Mindfulness! I read and hear of this often, since I live in Mill Valley, California, a bastion for Buddhist and yoga-style meditators. One of my friends at our local gym is the director of a Zen center, and he and I have talked on and off over the years on the subject of mindfulness.

Mindfulness! I suppose one ought to be mindful. It sounds like a good thing, maybe even a virtue. Mindful of the moment, mindful in the moment; it seems like a worthy goal, I suppose. Certainly, if a train were bearing down on you, you would want to be mindful of yourself, exactly where you were at in that moment.

To ask, mindful of what? probably misses the point. I don't think it is about jumping out of the way of trains, planes, or automobiles, but it might encompass such. Seems like a koan, one of those sayings that leave a person scratching his or her head, like "What is the sound of one hand clapping?"

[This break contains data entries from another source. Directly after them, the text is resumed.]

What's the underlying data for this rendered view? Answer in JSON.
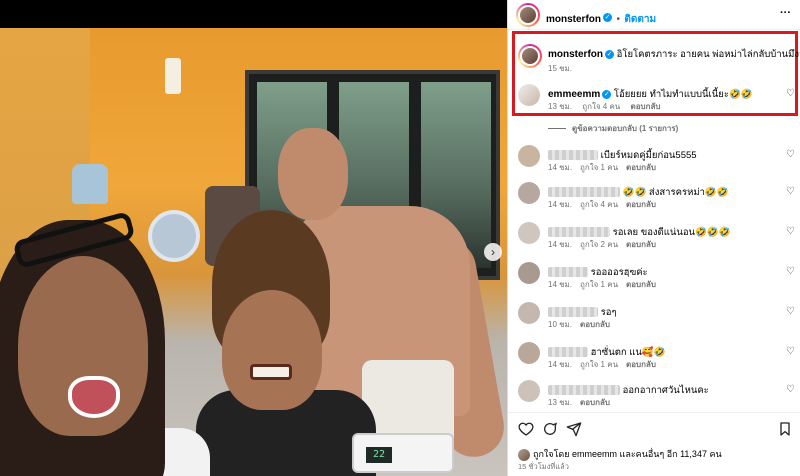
{
  "post": {
    "header": {
      "username": "monsterfon",
      "dot": "•",
      "follow_label": "ติดตาม",
      "more": "···"
    },
    "device_display": "22",
    "caption": {
      "username": "monsterfon",
      "text": "อิโยโคตรภาระ อายคน พ่อหม่าไล่กลับบ้านมึงว่าไง",
      "time": "15 ชม."
    },
    "highlight_color": "#d71920",
    "comments": [
      {
        "username": "emmeemm",
        "text": "โอ้ยยยย ทำไมทำแบบนี้เนี้ยะ🤣🤣",
        "time": "13 ชม.",
        "likes": "ถูกใจ 4 คน",
        "reply": "ตอบกลับ"
      },
      {
        "text": "เบียร์หมดคู่มี้ยก่อน5555",
        "time": "14 ชม.",
        "likes": "ถูกใจ 1 คน",
        "reply": "ตอบกลับ"
      },
      {
        "text": "🤣🤣 ส่งสารครหม่า🤣🤣",
        "time": "14 ชม.",
        "likes": "ถูกใจ 4 คน",
        "reply": "ตอบกลับ"
      },
      {
        "text": "รอเลย ของดีแน่นอน🤣🤣🤣",
        "time": "14 ชม.",
        "likes": "ถูกใจ 2 คน",
        "reply": "ตอบกลับ"
      },
      {
        "text": "รออออรฮฺฃค่ะ",
        "time": "14 ชม.",
        "likes": "ถูกใจ 1 คน",
        "reply": "ตอบกลับ"
      },
      {
        "text": "รอๆ",
        "time": "10 ชม.",
        "likes": "",
        "reply": "ตอบกลับ"
      },
      {
        "text": "ฮาซั่นตก แน🥰🤣",
        "time": "14 ชม.",
        "likes": "ถูกใจ 1 คน",
        "reply": "ตอบกลับ"
      },
      {
        "text": "ออกอากาศวันไหนคะ",
        "time": "13 ชม.",
        "likes": "",
        "reply": "ตอบกลับ"
      }
    ],
    "view_replies": "ดูข้อความตอบกลับ (1 รายการ)",
    "footer": {
      "likes_text": "ถูกใจโดย emmeemm และคนอื่นๆ อีก 11,347 คน",
      "time": "15 ชั่วโมงที่แล้ว"
    }
  },
  "icons": {
    "heart": "♡",
    "comment": "comment-icon",
    "share": "share-icon",
    "save": "bookmark-icon",
    "next": "›"
  }
}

This is now bordering on being silly; even I know it. I am not mindless. Let me get down to it: I am suspicious that what the mindfulness practitioner means is she has discovered something very large and that those who do not practice mindfulness are missing out.

I also wonder if the call to mindfulness is not a form of Buddhist evangelism. There is a Christian type evangelism which basically looks like this: Christians speak of their gospel which may be reduced to a three part formula: Law plus Grace = Gospel. The Christian evangelist points out that the Law of Moses, whose centerpiece is the Ten Commandments of Exodus chapter 20, when read will lead the reader to understand that they have sinned and fall well short of God's demands. Bad News. The second part of the formula is Grace, which means that though God could send the poor Law breaker to hell, He instead pardons, forgives, and saves the miserable sinner. Good News. The result is Gospel, which literally means Good News. Shocking! Instead of hell there is now heaven.

So then, is there anything of a mindful nature here? It is self focused to a considerable degree and it centers on really large issues that impact the here and now. It is ultimate present conversation between the Creator and creature. How much more significant, hey, even mindful can you get?

Mindfulness. The impression I often get is that the Buddhist, or perhaps the Hindu yogi, those who meditate and focus on the NOW are where one ought to be as opposed to those Christian types who are thinking only about the kingdom to come with the harps, angel wings, fluffy clouds, and much more in the sweet bye and bye, which is down the road someplace and certainly not in the here and now. Is this the Buddhist version of the good news and is it superior to the Christian version. Of course, like everything else, this is debatable.

Let me get down to it right now. I am mindful that living in the now is a good thing. No question, I embrace it, but is that all there is? Since there is a future, however short or long, there is more to life than now. I confess I do not get too excited about now all the time. Sometimes now is painful, discouraging, boring and I would rather not focus on it. Hope is a good thing, and hope is future oriented and centers on what may or may not come to pass. But it is nonetheless not now. Is this an acceptable state of mindfulness?